Store all three versions in your manuscript tracking file alongside co-author sign-off. The authorship criteria a statement must satisfy do not change between formats — only their presentation does — so a single accurate source of truth prevents the statement drifting from what actually happened as it gets re-formatted for each journal.
Frequently asked questions
How do you write an author’s contribution statement?
Write an author contribution statement by listing each author against specific, verifiable actions — using CRediT’s 14 roles where the journal requires them, or a short narrative paragraph where it does not. State the degree of contribution (Lead, Equal, Supporting) and have every co-author confirm the wording before submission.

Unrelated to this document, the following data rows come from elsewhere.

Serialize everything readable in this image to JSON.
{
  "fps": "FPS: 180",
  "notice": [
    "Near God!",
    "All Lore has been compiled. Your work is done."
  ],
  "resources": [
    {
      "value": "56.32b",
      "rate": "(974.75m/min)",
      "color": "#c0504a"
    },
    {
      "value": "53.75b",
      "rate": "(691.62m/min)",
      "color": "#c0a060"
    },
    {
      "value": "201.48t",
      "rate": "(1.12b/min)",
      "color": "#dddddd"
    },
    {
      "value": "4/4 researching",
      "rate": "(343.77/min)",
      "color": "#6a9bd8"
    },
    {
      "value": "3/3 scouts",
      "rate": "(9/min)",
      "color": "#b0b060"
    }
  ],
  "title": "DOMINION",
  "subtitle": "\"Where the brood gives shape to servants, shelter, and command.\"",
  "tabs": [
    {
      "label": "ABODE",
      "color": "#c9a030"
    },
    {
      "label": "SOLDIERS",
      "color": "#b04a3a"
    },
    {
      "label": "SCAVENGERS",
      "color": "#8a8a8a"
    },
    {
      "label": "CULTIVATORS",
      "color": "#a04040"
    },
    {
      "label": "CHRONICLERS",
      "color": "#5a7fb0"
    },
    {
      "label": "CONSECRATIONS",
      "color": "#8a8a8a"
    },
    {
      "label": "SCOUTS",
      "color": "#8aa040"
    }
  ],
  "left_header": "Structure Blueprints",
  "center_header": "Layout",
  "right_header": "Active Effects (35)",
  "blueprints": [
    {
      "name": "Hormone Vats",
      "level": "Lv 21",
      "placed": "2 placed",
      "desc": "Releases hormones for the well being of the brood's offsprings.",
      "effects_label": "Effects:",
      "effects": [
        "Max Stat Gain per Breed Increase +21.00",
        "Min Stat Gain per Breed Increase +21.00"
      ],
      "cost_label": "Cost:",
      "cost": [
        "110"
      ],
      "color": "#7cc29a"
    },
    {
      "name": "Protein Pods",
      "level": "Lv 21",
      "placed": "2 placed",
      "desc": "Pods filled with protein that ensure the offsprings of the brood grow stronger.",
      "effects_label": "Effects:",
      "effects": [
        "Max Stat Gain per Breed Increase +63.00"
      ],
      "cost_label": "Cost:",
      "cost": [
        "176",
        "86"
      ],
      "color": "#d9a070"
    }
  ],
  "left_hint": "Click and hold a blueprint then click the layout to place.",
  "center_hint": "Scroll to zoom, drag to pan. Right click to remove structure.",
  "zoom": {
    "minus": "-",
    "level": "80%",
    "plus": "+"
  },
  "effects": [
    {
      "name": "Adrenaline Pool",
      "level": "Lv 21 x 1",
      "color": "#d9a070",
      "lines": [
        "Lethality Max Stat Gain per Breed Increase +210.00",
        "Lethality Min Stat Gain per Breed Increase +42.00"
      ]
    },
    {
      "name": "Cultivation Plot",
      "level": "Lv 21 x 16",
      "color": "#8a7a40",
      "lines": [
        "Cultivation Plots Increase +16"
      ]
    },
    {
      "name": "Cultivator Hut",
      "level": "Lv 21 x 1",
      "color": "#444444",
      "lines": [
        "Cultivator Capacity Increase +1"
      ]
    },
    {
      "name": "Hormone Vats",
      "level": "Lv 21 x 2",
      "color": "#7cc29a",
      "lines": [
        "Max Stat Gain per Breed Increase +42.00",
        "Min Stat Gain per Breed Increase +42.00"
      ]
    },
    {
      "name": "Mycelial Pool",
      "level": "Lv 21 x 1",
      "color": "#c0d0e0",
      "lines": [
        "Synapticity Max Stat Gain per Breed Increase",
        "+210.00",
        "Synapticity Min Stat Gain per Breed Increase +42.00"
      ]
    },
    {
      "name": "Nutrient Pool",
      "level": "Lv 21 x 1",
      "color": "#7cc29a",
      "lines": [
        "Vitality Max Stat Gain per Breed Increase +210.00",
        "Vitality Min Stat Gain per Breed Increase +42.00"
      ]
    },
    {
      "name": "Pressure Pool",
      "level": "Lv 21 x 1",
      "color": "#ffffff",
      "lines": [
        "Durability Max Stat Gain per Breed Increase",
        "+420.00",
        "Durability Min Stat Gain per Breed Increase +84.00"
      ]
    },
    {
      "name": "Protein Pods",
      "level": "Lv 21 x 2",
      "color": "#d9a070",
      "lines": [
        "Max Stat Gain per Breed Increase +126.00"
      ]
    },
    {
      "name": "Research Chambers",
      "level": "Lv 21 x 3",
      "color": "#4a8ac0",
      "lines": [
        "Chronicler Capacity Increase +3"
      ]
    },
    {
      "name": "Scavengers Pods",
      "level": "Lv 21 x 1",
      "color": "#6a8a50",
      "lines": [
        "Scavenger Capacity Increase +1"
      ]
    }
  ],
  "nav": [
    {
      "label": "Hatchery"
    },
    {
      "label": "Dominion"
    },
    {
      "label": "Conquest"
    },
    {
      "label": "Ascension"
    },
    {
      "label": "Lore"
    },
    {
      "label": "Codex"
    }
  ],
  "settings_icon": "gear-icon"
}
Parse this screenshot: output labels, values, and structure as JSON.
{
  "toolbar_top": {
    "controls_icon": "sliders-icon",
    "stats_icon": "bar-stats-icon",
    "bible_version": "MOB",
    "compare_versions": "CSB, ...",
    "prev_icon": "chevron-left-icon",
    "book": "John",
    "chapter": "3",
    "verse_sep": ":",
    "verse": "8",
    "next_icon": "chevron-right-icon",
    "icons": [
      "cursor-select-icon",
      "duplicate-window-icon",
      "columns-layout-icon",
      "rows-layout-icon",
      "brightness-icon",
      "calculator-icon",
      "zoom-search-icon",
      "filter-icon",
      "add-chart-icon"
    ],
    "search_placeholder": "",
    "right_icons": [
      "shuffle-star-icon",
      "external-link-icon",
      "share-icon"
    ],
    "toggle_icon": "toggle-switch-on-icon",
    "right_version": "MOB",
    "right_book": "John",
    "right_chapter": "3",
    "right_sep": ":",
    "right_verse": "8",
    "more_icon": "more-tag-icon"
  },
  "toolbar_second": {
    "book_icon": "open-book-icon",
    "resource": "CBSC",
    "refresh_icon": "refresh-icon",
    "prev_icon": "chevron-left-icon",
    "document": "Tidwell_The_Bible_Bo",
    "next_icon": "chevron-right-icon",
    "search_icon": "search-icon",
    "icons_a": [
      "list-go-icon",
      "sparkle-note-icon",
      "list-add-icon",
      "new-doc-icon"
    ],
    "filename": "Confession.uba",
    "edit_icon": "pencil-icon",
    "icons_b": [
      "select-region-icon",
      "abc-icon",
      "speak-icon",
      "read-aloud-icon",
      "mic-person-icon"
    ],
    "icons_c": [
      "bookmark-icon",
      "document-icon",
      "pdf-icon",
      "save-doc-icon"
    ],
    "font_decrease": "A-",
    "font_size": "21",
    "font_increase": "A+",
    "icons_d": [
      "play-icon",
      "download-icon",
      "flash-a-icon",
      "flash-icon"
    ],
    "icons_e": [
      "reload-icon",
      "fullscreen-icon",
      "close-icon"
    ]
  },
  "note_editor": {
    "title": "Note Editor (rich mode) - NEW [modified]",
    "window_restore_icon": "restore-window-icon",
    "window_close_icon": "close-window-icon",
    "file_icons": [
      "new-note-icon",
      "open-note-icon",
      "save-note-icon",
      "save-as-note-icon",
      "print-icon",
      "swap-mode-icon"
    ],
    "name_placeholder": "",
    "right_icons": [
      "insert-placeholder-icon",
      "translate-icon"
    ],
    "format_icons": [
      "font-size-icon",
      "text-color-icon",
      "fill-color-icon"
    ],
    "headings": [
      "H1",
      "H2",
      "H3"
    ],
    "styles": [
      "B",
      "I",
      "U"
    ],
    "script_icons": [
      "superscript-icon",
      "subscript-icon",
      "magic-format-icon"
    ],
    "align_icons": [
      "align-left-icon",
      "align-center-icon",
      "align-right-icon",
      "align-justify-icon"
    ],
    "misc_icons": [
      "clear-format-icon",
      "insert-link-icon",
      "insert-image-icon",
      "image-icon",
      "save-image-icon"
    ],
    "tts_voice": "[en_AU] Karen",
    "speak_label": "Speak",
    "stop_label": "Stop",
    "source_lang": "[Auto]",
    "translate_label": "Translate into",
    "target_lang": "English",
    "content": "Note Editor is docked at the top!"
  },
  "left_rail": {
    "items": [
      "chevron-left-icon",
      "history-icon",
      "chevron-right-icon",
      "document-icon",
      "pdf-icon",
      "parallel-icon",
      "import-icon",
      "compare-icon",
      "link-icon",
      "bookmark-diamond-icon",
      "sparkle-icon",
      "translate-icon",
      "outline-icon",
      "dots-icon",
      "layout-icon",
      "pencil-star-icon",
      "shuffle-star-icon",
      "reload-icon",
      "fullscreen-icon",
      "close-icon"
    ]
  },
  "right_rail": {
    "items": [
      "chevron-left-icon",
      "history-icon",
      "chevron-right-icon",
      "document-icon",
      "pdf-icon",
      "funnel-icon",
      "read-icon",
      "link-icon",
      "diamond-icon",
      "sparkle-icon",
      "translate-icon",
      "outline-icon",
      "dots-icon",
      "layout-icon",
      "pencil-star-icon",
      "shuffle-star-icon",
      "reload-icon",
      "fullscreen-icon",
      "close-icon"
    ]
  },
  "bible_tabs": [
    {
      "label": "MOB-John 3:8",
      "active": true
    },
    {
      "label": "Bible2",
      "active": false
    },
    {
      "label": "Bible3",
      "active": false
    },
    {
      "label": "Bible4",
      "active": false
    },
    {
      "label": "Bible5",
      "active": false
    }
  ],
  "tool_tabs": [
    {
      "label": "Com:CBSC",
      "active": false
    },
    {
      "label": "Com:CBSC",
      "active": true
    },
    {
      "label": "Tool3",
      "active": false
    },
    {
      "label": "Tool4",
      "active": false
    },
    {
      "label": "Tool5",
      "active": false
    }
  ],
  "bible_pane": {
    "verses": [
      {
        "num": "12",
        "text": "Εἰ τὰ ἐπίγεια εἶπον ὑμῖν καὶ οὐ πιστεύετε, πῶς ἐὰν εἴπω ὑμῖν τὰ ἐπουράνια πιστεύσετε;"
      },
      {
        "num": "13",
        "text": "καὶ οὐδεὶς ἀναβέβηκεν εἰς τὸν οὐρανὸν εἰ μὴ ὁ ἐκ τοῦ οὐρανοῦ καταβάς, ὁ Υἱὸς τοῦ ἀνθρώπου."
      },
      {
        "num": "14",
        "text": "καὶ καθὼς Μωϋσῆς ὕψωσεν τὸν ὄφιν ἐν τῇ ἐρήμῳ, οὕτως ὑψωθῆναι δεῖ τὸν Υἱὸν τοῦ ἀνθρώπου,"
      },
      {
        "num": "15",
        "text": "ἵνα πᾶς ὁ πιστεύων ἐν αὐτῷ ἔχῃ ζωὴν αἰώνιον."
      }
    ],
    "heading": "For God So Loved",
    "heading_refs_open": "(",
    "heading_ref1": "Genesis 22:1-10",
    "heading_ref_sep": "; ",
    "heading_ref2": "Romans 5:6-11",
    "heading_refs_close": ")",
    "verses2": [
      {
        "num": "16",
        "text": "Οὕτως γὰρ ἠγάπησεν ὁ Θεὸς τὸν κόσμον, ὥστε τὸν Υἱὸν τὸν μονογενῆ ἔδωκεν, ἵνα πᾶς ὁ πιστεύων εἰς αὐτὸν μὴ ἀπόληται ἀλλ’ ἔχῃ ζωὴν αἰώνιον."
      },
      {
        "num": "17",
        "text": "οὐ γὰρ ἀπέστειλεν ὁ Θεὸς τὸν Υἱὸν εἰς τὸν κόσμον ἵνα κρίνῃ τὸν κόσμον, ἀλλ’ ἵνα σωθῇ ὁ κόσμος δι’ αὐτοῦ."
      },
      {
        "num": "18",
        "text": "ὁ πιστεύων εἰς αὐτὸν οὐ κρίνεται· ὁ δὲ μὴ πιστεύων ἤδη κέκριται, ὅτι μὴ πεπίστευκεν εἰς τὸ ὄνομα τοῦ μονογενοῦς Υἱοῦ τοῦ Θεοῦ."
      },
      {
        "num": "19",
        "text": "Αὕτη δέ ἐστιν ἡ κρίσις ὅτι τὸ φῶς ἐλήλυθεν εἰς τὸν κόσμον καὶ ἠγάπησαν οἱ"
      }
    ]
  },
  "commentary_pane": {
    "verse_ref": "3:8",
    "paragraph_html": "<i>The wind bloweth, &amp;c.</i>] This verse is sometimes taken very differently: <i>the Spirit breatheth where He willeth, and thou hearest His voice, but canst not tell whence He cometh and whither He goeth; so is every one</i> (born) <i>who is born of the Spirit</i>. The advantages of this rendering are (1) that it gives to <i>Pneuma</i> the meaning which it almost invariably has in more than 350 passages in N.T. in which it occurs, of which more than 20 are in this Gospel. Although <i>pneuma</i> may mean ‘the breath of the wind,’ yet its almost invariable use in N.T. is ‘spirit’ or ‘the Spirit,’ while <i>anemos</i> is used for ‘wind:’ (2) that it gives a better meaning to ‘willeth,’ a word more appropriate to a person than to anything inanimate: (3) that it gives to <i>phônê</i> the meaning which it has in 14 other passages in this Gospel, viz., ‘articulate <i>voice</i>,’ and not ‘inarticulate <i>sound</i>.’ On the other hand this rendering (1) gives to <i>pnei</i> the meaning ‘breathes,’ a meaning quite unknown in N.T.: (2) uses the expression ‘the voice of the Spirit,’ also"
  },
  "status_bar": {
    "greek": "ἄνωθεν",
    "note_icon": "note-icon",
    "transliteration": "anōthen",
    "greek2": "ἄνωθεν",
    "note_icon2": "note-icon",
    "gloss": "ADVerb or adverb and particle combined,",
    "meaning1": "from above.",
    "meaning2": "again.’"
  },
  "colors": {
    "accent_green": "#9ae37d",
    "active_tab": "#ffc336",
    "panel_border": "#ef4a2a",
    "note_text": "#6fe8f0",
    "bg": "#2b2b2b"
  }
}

What is the author’s contribution statement?
An author’s contribution statement is a manuscript section that specifies exactly what each named author did — conceiving the study, collecting data, analysing results, drafting or revising text — rather than relying on author-list order to imply credit. ICMJE ties this disclosure to its four authorship criteria.
What are examples of author contributions?
Typical contribution examples include Conceptualization (designing the study), Investigation (running experiments), Formal analysis (statistics), Writing – original draft, and Supervision. Under CRediT, each is tagged Lead, Equal, or Supporting per author, producing a record more granular than author order alone.
What is a contribution statement example?
A narrative example: “A.B. conceived the study and wrote the first draft. C.D. collected and analysed the data. E.F. supervised the project and acquired funding. All authors reviewed and approved the final manuscript.” A CRediT example replaces this sentence with a per-author role grid instead.
What this means for authors and institutions
For individual researchers, maintaining one detailed master statement — rather than reconstructing contributions at each submission — reduces both drafting time and the risk of inconsistent or disputed credit between co-authors. For institutions and research offices, a standard internal template that captures CRediT-level detail regardless of a given journal’s public-facing format gives promotion, tenure, and grant-reporting processes a consistent, auditable record of who did what, independent of any single publisher’s house style.
As more publishers embed CRediT directly into submission systems, free-text and footnote formats are likely to persist mainly where author-list conventions — large collaborations, alphabetical listings, citizen-science co-authorship — do not map cleanly onto a fixed taxonomy. Building your contribution record to CRediT’s granularity now, and compressing it downward per journal, is the format-agnostic way to stay ready for either direction.